Un message présidentiel surréaliste crée une crise diplomatique
Janvier 2026. Alors qu'il rentrait reposé d'un séjour au ski, le Premier ministre norvégien Jonas Gahr Støre a reçu sur son smartphone une missive pour le moins inattendue. L'expéditeur ? Donald Trump, l'ancien magnat de l'immobilier devenu président des États-Unis.
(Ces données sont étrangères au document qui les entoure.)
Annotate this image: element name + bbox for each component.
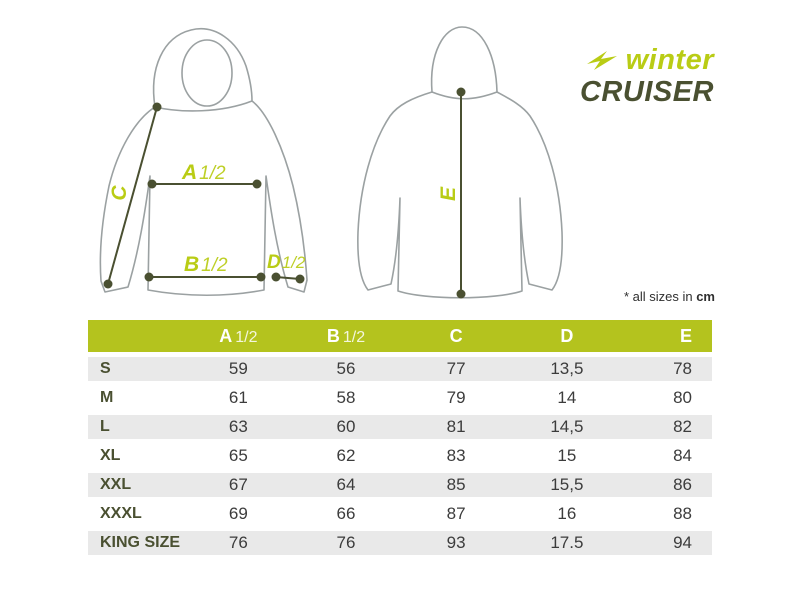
measure-dot bbox=[456, 289, 466, 299]
measure-label-e: E bbox=[437, 186, 460, 201]
measure-label-c: C bbox=[108, 185, 131, 201]
jacket-front-body-outline bbox=[99, 100, 308, 297]
cell-value: 60 bbox=[336, 417, 356, 436]
size-label: XL bbox=[100, 447, 121, 464]
jacket-back-body-outline bbox=[357, 91, 563, 299]
cell-value: 78 bbox=[673, 359, 692, 378]
size-label: S bbox=[100, 360, 111, 377]
size-label: XXXL bbox=[100, 505, 142, 522]
brand-logo: winter CRUISER bbox=[580, 46, 714, 107]
cell-value: 14,5 bbox=[550, 417, 584, 436]
brand-arrow-icon bbox=[586, 51, 617, 70]
cell-value: 88 bbox=[673, 504, 692, 523]
jacket-front-view: A 1/2 B 1/2 C D1/2 bbox=[99, 28, 308, 297]
column-header-b: B 1/2 bbox=[292, 320, 400, 352]
cell-value: 86 bbox=[673, 475, 692, 494]
jacket-front-hood-outline bbox=[152, 28, 253, 108]
cell-value: 13,5 bbox=[550, 359, 584, 378]
brand-name-top: winter bbox=[580, 46, 714, 75]
size-table: A 1/2 B 1/2 C D E S 59 56 77 13,5 78 M 61 … bbox=[88, 315, 712, 560]
cell-value: 94 bbox=[673, 533, 692, 552]
table-row-xxxl: XXXL 69 66 87 16 88 bbox=[88, 502, 712, 526]
brand-word-cruiser: CRUISER bbox=[579, 76, 714, 108]
table-row-m: M 61 58 79 14 80 bbox=[88, 386, 712, 410]
cell-value: 77 bbox=[446, 359, 466, 378]
table-row-xl: XL 65 62 83 15 84 bbox=[88, 444, 712, 468]
cell-value: 65 bbox=[228, 446, 248, 465]
measure-dot bbox=[147, 179, 157, 189]
cell-value: 82 bbox=[673, 417, 692, 436]
column-header-c: C bbox=[399, 320, 513, 352]
table-row-king-size: KING SIZE 76 76 93 17.5 94 bbox=[88, 531, 712, 555]
cell-value: 14 bbox=[557, 388, 577, 407]
cell-value: 87 bbox=[446, 504, 466, 523]
column-header-d: D bbox=[512, 320, 622, 352]
cell-value: 15 bbox=[557, 446, 577, 465]
measure-label-d: D1/2 bbox=[267, 252, 306, 273]
cell-value: 84 bbox=[673, 446, 692, 465]
cell-value: 93 bbox=[446, 533, 466, 552]
measure-line-c bbox=[107, 106, 158, 285]
measure-dot bbox=[271, 272, 281, 282]
cell-value: 56 bbox=[336, 359, 356, 378]
measure-label-b: B 1/2 bbox=[184, 253, 228, 276]
cell-value: 76 bbox=[228, 533, 248, 552]
cell-value: 58 bbox=[336, 388, 356, 407]
cell-value: 69 bbox=[228, 504, 248, 523]
size-label: M bbox=[100, 389, 114, 406]
size-label: KING SIZE bbox=[100, 534, 181, 551]
cell-value: 80 bbox=[673, 388, 692, 407]
cell-value: 85 bbox=[446, 475, 466, 494]
cell-value: 16 bbox=[557, 504, 577, 523]
jacket-front-hood-opening bbox=[181, 39, 233, 107]
measure-dot bbox=[256, 272, 266, 282]
size-table-header-row: A 1/2 B 1/2 C D E bbox=[88, 320, 712, 352]
measure-dot bbox=[144, 272, 154, 282]
measure-label-a: A 1/2 bbox=[181, 161, 226, 184]
cell-value: 83 bbox=[446, 446, 466, 465]
cell-value: 15,5 bbox=[550, 475, 584, 494]
cell-value: 62 bbox=[336, 446, 356, 465]
column-header-e: E bbox=[621, 320, 712, 352]
cell-value: 76 bbox=[336, 533, 356, 552]
cell-value: 66 bbox=[336, 504, 356, 523]
cell-value: 59 bbox=[228, 359, 248, 378]
size-label: L bbox=[100, 418, 110, 435]
cell-value: 17.5 bbox=[550, 533, 584, 552]
corner-cell bbox=[88, 320, 185, 352]
cell-value: 63 bbox=[228, 417, 248, 436]
table-row-l: L 63 60 81 14,5 82 bbox=[88, 415, 712, 439]
measure-dot bbox=[295, 274, 305, 284]
table-row-s: S 59 56 77 13,5 78 bbox=[88, 357, 712, 381]
measure-dot bbox=[152, 102, 162, 112]
measure-dot bbox=[456, 87, 466, 97]
cell-value: 67 bbox=[228, 475, 248, 494]
cell-value: 61 bbox=[228, 388, 248, 407]
units-note: * all sizes in cm bbox=[624, 289, 715, 304]
column-header-a: A 1/2 bbox=[184, 320, 293, 352]
brand-word-winter: winter bbox=[625, 44, 714, 76]
table-row-xxl: XXL 67 64 85 15,5 86 bbox=[88, 473, 712, 497]
units-note-unit: cm bbox=[696, 289, 715, 304]
cell-value: 81 bbox=[446, 417, 466, 436]
measure-dot bbox=[252, 179, 262, 189]
size-label: XXL bbox=[100, 476, 132, 493]
cell-value: 64 bbox=[336, 475, 356, 494]
jacket-back-hood-outline bbox=[430, 26, 498, 93]
jacket-back-view: E bbox=[357, 26, 563, 299]
measure-dot bbox=[103, 279, 113, 289]
units-note-text: * all sizes in bbox=[623, 289, 693, 304]
cell-value: 79 bbox=[446, 388, 466, 407]
jacket-diagram: A 1/2 B 1/2 C D1/2 E bbox=[99, 26, 563, 299]
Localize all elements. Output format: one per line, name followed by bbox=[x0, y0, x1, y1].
Le message, repris par le magazine américain The Atlantic, mélangeait menace et exigences géopolitiques dans un ton surréaliste.
"Cher Jonas, considérant que votre pays a décidé de ne pas me décerner le prix Nobel pour avoir empêché plus de huit guerres, je ne me sens plus tenu de penser uniquement à la paix […] mais je peux désormais réfléchir à ce qui est bon et juste pour les États-Unis", écrivait Trump, concluant par l'idée d'un "contrôle total et complet du Groenland".
La réaction norvégienne : incrédulité et fermeté
De leur côté, les Norvégiens n'en croyaient pas leurs yeux. "Pour la première fois dans l’histoire du prix Nobel, la guerre a été brandie parce qu’un chef d’État n’a pas reçu le prix de la paix", ironisait Harald Stanghelle dans Aftenposten. Face à ces invectives, Jonas Gahr Støre a choisi une réponse mesurée mais ferme.
"Je ne vais pas me lancer dans une joute verbale. Je ne vais pas répondre", a-t-il expliqué dans un entretien accordé à The Atlantic. Il a toutefois adressé un court message diplomatique à son homologue américain : "Je comprends votre message ; je pense toujours qu’il est utile de dialoguer." Le Premier ministre a maintenu une ligne claire : la Norvège ne décide pas de l’attribution du prix Nobel de la Paix, qui relève d’un comité indépendant. "Toute pression serait vaine", a-t-il rappelé.
Des incompréhensions du côté de la Maison Blanche
Ce caprice présidentiel illustre l’extrême pression exercée par Trump sur Oslo, mais révèle aussi plusieurs méconnaissances. Jonas Gahr Støre n’a aucune autorité sur la politique danoise concernant le Groenland, convoité par le président américain, et aucun pouvoir sur la Fondation Nobel. Celle-ci est basée en Suède, et seul le prix Nobel de la paix est décerné à Oslo, conformément au testament d’Alfred Nobel.
De son côté, le directeur de l’Institut Nobel, Kristian Berg Harpviken, a ignoré les pressions. "Le processus d’attribution, déconnecté de la politique, est strictement encadré", a-t-il assuré. Les délibérations restent confidentielles pendant 50 ans et tous les membres signent des accords de confidentialité. Face aux accusations de partialité, la Fondation a choisi de renforcer la transparence, estimant que "la meilleure stratégie pour dissiper les tensions est d’en parler".
La Norvège rappelle les réalités géopolitiques
Preuve que le Premier ministre norvégien ne se laisse pas impressionner, il en a profité pour rappeler les réalités stratégiques. Notamment après les critiques de Trump sur l’utilité de l’Otan au Forum de Davos en janvier 2026. "Les forces norvégiennes, en collaboration avec leurs alliés, surveillent les capacités russes dans l’Arctique. Cette expertise profite à tous, y compris aux États-Unis", a-t-il souligné.
Entre menaces présidentielles, obsession pour le Nobel et enjeux dans le Grand Nord, la Norvège a su répondre avec autorité et une communication prudente. Seul point positif noté par Oslo : au moins, Trump est joignable et répond à ses messages, contrairement à son prédécesseur Joe Biden.